En 1939, à la mobilisation, il vivait au 116 bis route de Dieppe à Notre-Dame-de-Bondeville.
Blessé durant la bataille de la Somme en 1940, il passa trois mois dans les Pyrénées d’où, démobilisé, il regagna sa région au mois de septembre.
À son retour, il renoua contact avec ses anciens camarades communistes, avec lesquels il pouvait tenir des réunions clandestines dans les bois (selon un rapport de la police judiciaire daté de 1952). De plus, il distribua des tracts fournis par Raoul Bouchez, le chef de secteur dans la vallée ouvrière du Cailly (Seine-Inférieure, Seine-Maritime).
Suite au sabotage d’un train allemand en gare de Pavilly le 19 octobre 1941, il fut arrêté le 21 octobre au cours de la rafle touchant les milieux communistes de l’agglomération rouennaise – au total, environ 150 arrestations. Il fut probablement arrêté pour communisme.
Emprisonné au palais de justice de Rouen, il fut condamné à mort par le tribunal militaire FK 517 le 20 janvier 1942.
Charles Tierce a été fusillé le 30 janvier 1942 au Madrillet, le même jour que René Longé, Raymond Duflo, Fernand Dubuc et Henri Billaux.
Il a obtenu le titre d’« Interné Politique ».
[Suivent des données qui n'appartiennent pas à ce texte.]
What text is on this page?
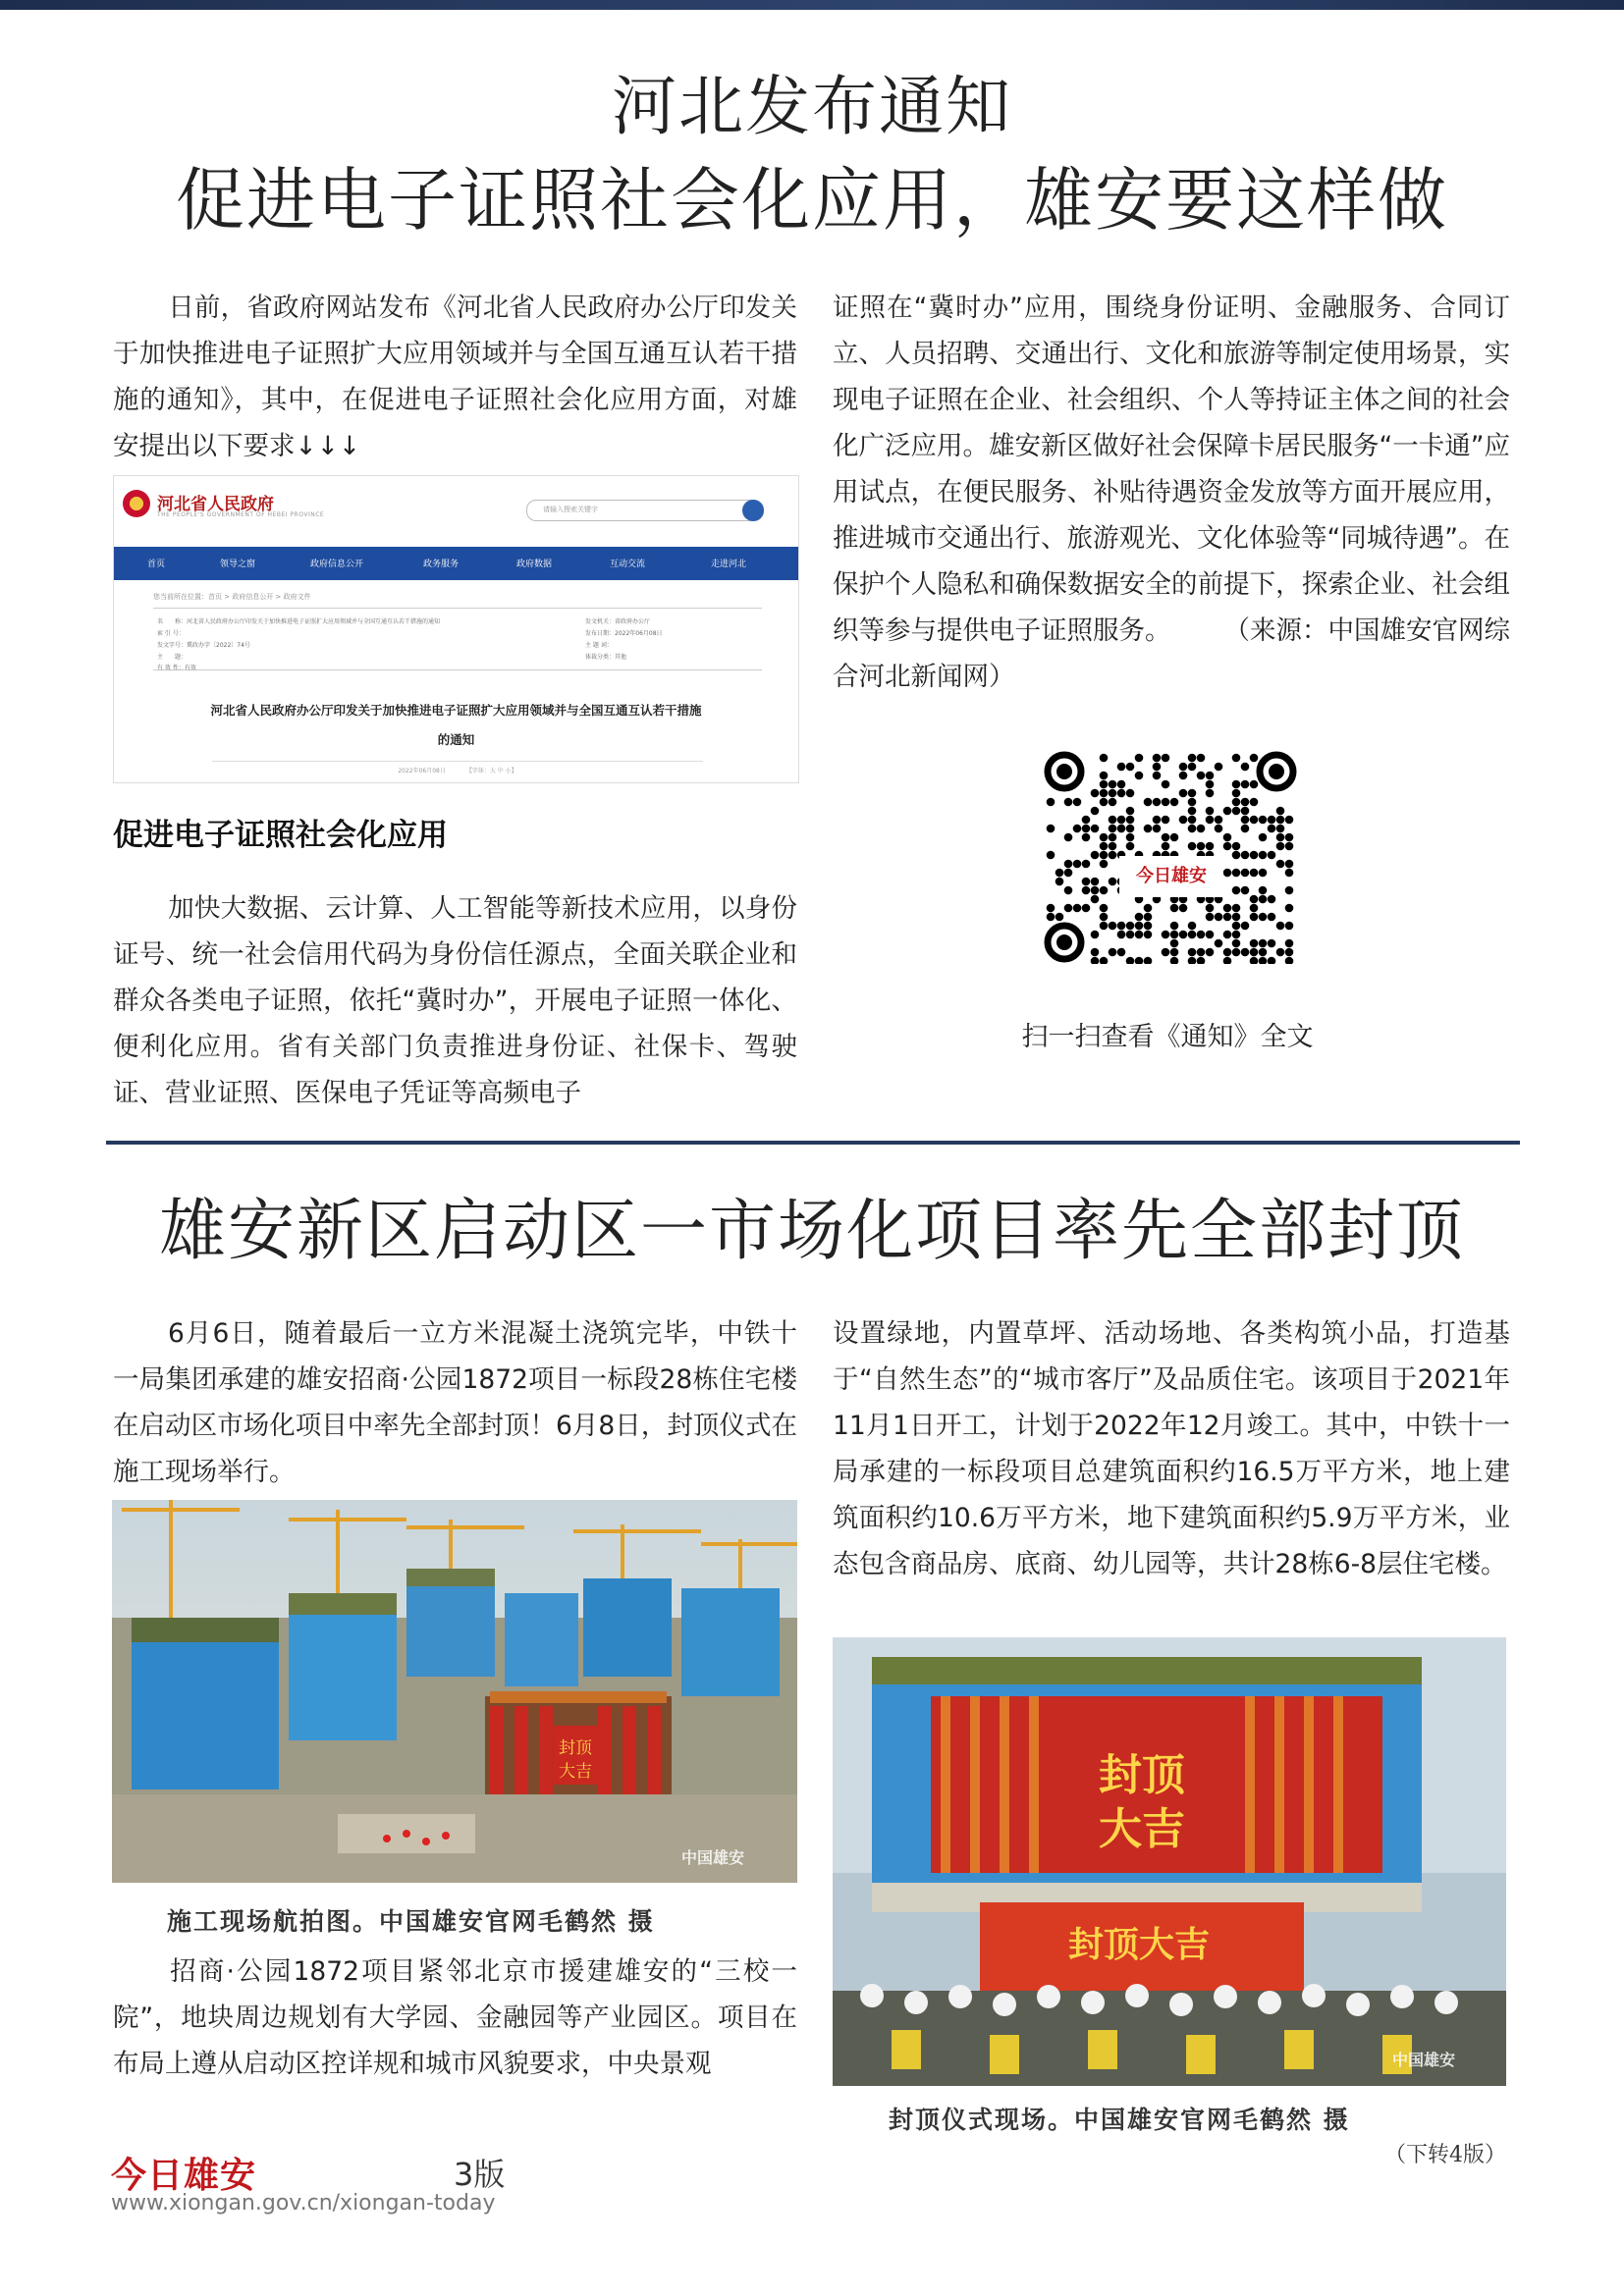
河北发布通知
促进电子证照社会化应用，雄安要这样做
日前，省政府网站发布《河北省人民政府办公厅印发关于加快推进电子证照扩大应用领域并与全国互通互认若干措施的通知》，其中，在促进电子证照社会化应用方面，对雄安提出以下要求↓↓↓
河北省人民政府
THE PEOPLE'S GOVERNMENT OF HEBEI PROVINCE
请输入搜索关键字
首页	领导之窗	政府信息公开	政务服务	政府数据	互动交流	走进河北
您当前所在位置：首页 > 政府信息公开 > 政府文件
名　　称：河北省人民政府办公厅印发关于加快推进电子证照扩大应用领域并与全国互通互认若干措施的通知
索 引 号：
发文字号：冀政办字〔2022〕74号
主　　题：
有 效 性：有效
发文机关：省政府办公厅
发布日期：2022年06月08日
主 题 词：
体裁分类：其他
河北省人民政府办公厅印发关于加快推进电子证照扩大应用领域并与全国互通互认若干措施
的通知
2022年06月08日　　　　【字体：大 中 小】
促进电子证照社会化应用
加快大数据、云计算、人工智能等新技术应用，以身份证号、统一社会信用代码为身份信任源点，全面关联企业和群众各类电子证照，依托“冀时办”，开展电子证照一体化、便利化应用。省有关部门负责推进身份证、社保卡、驾驶证、营业证照、医保电子凭证等高频电子
证照在“冀时办”应用，围绕身份证明、金融服务、合同订立、人员招聘、交通出行、文化和旅游等制定使用场景，实现电子证照在企业、社会组织、个人等持证主体之间的社会化广泛应用。雄安新区做好社会保障卡居民服务“一卡通”应用试点，在便民服务、补贴待遇资金发放等方面开展应用，推进城市交通出行、旅游观光、文化体验等“同城待遇”。在保护个人隐私和确保数据安全的前提下，探索企业、社会组织等参与提供电子证照服务。 （来源：中国雄安官网综合河北新闻网）
今日雄安
扫一扫查看《通知》全文
雄安新区启动区一市场化项目率先全部封顶
6月6日，随着最后一立方米混凝土浇筑完毕，中铁十一局集团承建的雄安招商·公园1872项目一标段28栋住宅楼在启动区市场化项目中率先全部封顶！6月8日，封顶仪式在施工现场举行。
封顶
大吉
中国雄安
施工现场航拍图。中国雄安官网毛鹤然 摄
招商·公园1872项目紧邻北京市援建雄安的“三校一院”，地块周边规划有大学园、金融园等产业园区。项目在布局上遵从启动区控详规和城市风貌要求，中央景观
设置绿地，内置草坪、活动场地、各类构筑小品，打造基于“自然生态”的“城市客厅”及品质住宅。该项目于2021年11月1日开工，计划于2022年12月竣工。其中，中铁十一局承建的一标段项目总建筑面积约16.5万平方米，地上建筑面积约10.6万平方米，地下建筑面积约5.9万平方米，业态包含商品房、底商、幼儿园等，共计28栋6-8层住宅楼。
封顶
大吉
封顶大吉
中国雄安
封顶仪式现场。中国雄安官网毛鹤然 摄
（下转4版）
今日雄安	3版
www.xiongan.gov.cn/xiongan-today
Une rue à Notre-Dame-de-Bondeville portait les noms et prénoms des quatre fusillés du 30 janvier 1942, avant de devenir en 2012 « rue des Fusillés-1942 », suivi de trois noms, Henri Billaux, Fernand Dubuc et Charles Tierce. Raymond Duflo, qui vivait dans la commune voisine de Maromme, ne figure plus sur cette plaque.
Sources

SOURCES : DAVCC, Caen (Notes Jean-Pierre Besse et Thomas Pouty). – Hommage aux fusillés et aux massacrés de la Résistance en Seine-Maritime. 1940-1944, Association départementale des familles de fusillés de la Résistance de Seine-Maritime, 1994. – Louis Eudier, Notre combat de classe et de patriote (1934-1945), Le Havre, Imprimerie Duboc, 1945. – Enquête de Jean-Paul Nicolas auprès d’Alain Alexandre, historien de la vallée du Cailly. – L’avenir du Havre, 1945, quotidien PCF, rubrique « Nos Martyrs ». – Notes Julien Lucchini. – État civil.